M.B-O. : C’est l’une des choses dont nous avons le plus parlé avant de commencer. Comment faire un film que nous voulons voir en tant que fans et que nous voulons réaliser en tant que cinéastes. Naviguer entre les deux nous tenait à cœur. Nous voulions être sûrs de bien faire les choses, car lorsque les fans de films ne font que du fan service, ils oublient parfois de faire un bon film. Pour nous, c’était impensable. Scream nous a appris à aller continuellement à l’inverse des attentes, à rendre le film unique. Wes Craven a fait ça avec ses films tout au long de sa carrière. Il virait de bord et créait des versions entièrement nouvelles du genre. Il a réinventé le genre avec Les griffes de la nuit, puis il a, à nouveau, réinventé le genre avec Scream. Cette notion de réinvention est vraiment ancrée dans l’ADN de Scream, ce qui nous donnait la permission de faire notre propre version. Mais au final, dans notre métier, nous revenons toujours aux mêmes questions : Quelle est notre impression quant au projet ? Est-ce que cela nous plaît ? Pourquoi cela ne nous plaît pas? Est-ce que nous voulons changer ceci ou cela ? Et cela aide aussi, comme Tyler le disait, d’être issus de l’école de Wes Craven. Beaucoup de choses étaient donc déjà alignées. Et puis, il fallait se concentrer sur comment rendre le concept nouveau ? Comment faire pour qu’il soit moderne et qu’il semble appartenir à la franchise Scream ? Nous en parlions tous les jours.

Pensez-vous réinventer quelque chose dans la franchise ? Innover ?

T.G. : Je pense que nous ne nous serions pas sentis à l’aise si nous n’avions pas eu le sentiment d’innover. Comme Matt le disait, vu la façon dont les films Scream évoluent au cours des quatre premiers, prendre des risques et essayer de réinventer quelque chose est intrinsèque à l’univers de Scream. Cette notion était bien vivante dans le script et nous voulions vraiment la porter à l’écran tout au long du processus.

Comment pensez-vous satisfaire les fans de la première heure et en même temps attirer une nouvelle génération de spectateurs pour qui l’horreur est un genre plus conventionnel aujourd’hui qu’il y a 25 ans, qu’il y a même 10 ans ?

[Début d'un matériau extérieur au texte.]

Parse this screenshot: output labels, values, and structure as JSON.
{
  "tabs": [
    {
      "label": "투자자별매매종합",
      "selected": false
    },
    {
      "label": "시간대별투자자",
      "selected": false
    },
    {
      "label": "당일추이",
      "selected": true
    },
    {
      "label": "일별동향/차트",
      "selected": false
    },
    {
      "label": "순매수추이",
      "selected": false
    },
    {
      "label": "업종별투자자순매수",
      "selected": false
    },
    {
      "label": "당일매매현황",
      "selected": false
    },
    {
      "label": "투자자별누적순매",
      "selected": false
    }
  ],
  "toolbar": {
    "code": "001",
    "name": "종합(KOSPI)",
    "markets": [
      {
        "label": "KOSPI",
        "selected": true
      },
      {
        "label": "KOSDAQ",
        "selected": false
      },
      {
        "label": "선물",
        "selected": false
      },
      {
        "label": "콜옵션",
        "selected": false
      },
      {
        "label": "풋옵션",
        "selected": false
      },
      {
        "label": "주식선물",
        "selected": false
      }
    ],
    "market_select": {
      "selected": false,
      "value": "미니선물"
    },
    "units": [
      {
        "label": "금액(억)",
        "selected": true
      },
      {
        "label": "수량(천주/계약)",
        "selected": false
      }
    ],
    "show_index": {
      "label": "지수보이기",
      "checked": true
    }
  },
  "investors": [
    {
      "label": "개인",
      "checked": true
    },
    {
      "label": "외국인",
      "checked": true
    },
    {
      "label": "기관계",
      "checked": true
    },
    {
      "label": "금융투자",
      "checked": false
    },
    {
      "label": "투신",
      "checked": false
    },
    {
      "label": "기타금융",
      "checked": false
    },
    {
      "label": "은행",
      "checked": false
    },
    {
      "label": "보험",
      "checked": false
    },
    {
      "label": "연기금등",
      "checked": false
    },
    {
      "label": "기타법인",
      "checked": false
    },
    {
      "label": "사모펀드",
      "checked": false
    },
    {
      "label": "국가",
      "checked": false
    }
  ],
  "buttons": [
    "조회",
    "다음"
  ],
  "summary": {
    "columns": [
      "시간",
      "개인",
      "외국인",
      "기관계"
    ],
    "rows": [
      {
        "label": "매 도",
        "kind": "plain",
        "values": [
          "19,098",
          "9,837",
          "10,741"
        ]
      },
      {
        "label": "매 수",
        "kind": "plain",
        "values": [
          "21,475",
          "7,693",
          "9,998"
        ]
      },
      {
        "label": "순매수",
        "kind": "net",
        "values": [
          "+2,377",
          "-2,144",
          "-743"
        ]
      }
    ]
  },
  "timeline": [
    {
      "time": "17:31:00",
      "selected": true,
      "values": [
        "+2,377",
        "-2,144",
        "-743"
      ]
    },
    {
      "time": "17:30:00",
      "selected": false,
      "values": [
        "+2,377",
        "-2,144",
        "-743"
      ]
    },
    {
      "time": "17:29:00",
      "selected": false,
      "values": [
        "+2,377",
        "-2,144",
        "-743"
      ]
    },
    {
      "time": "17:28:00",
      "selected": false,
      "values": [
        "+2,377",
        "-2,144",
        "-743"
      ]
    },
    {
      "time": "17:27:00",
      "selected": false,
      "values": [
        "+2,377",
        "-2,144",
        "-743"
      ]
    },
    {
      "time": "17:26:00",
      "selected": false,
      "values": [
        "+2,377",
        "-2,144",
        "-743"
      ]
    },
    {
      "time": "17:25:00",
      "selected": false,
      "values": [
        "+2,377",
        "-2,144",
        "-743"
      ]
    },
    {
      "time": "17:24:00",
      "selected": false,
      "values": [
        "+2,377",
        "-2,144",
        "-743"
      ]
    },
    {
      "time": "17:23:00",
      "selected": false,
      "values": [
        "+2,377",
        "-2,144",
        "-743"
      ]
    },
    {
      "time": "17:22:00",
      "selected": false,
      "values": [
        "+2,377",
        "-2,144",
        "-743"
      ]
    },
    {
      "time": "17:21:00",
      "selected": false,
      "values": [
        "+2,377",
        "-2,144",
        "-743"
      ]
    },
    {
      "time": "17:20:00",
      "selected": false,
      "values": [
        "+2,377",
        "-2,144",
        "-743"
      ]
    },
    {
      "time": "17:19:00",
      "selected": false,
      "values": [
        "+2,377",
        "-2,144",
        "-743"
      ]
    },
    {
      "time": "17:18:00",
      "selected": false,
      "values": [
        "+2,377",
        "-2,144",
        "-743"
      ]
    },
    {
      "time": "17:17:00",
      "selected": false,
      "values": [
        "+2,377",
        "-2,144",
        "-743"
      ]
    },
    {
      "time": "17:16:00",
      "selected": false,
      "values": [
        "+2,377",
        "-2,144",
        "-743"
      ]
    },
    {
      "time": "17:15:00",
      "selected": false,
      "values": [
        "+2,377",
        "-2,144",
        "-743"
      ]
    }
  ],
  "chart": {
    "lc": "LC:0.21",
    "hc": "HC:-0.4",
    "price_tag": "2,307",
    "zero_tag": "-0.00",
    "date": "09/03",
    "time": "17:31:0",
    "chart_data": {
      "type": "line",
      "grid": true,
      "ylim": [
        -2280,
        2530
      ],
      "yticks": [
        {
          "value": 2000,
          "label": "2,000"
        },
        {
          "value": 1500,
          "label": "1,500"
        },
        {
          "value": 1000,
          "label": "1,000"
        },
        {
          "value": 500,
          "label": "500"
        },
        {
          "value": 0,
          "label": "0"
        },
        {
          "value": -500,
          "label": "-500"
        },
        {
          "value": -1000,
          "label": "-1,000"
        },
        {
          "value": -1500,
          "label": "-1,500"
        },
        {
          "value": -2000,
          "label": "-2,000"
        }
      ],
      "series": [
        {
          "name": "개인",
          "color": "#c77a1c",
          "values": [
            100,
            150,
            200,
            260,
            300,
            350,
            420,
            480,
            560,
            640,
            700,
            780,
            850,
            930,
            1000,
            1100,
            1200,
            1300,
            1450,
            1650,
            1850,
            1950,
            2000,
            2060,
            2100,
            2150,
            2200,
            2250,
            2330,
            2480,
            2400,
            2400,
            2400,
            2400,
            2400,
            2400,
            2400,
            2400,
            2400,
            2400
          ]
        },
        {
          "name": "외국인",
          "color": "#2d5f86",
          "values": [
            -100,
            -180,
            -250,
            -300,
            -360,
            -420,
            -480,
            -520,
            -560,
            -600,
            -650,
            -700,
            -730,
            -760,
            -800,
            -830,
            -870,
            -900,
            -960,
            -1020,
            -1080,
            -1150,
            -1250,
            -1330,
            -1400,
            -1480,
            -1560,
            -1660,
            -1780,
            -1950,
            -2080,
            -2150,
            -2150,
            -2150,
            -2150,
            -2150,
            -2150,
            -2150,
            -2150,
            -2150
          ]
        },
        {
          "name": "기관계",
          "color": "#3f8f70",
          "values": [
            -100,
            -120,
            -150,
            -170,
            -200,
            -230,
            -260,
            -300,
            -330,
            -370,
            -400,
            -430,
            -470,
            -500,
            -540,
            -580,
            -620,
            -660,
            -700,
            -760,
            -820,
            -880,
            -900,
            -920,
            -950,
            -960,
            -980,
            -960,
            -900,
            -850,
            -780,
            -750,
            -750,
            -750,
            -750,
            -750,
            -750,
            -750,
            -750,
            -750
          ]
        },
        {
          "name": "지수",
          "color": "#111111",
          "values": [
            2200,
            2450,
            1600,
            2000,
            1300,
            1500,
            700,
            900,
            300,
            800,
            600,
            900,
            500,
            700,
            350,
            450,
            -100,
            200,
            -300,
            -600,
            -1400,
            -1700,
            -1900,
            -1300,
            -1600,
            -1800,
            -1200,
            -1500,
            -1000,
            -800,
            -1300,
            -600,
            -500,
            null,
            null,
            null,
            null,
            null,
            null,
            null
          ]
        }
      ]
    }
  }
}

M.B-O. : Nous aimerions faire pour les nouveaux fans ce que Scream a fait pour nous au milieu des années 90. Nous aimerions que ceux qui ne sont pas fans d’horreur voient ce film et ensuite aient envie de regarder l’original, mais aussi Halloween, Psychose. Qu’ils commencent avec les classiques puis qu’ils enchaînent les films et découvrent ces choses que tous ceux d’entre nous qui sont fans d’horreur connaissent. Ces films sont une introduction à une drogue. Je me souviens encore de voir Scream pour la première fois et d’entendre les personnages parler du Monstre du train. Je n’avais jamais vu Le monstre du train, je me devais donc de voir Le monstre du train. Puis Le bal de l’horreur. Et ensuite, tous les films qu’ils mentionnent et qui ont servi d’inspiration à Scream. Nous voulons donc faire quelque chose de similaire : en voyant ce film, vous découvrirez une nouvelle façon de vivre l’horreur si vous n’y êtes pas encore habitué. Et tant que nous y sommes, nous aimerions bien sûr faire plaisir aux gens qui aiment déjà Scream, comme nous.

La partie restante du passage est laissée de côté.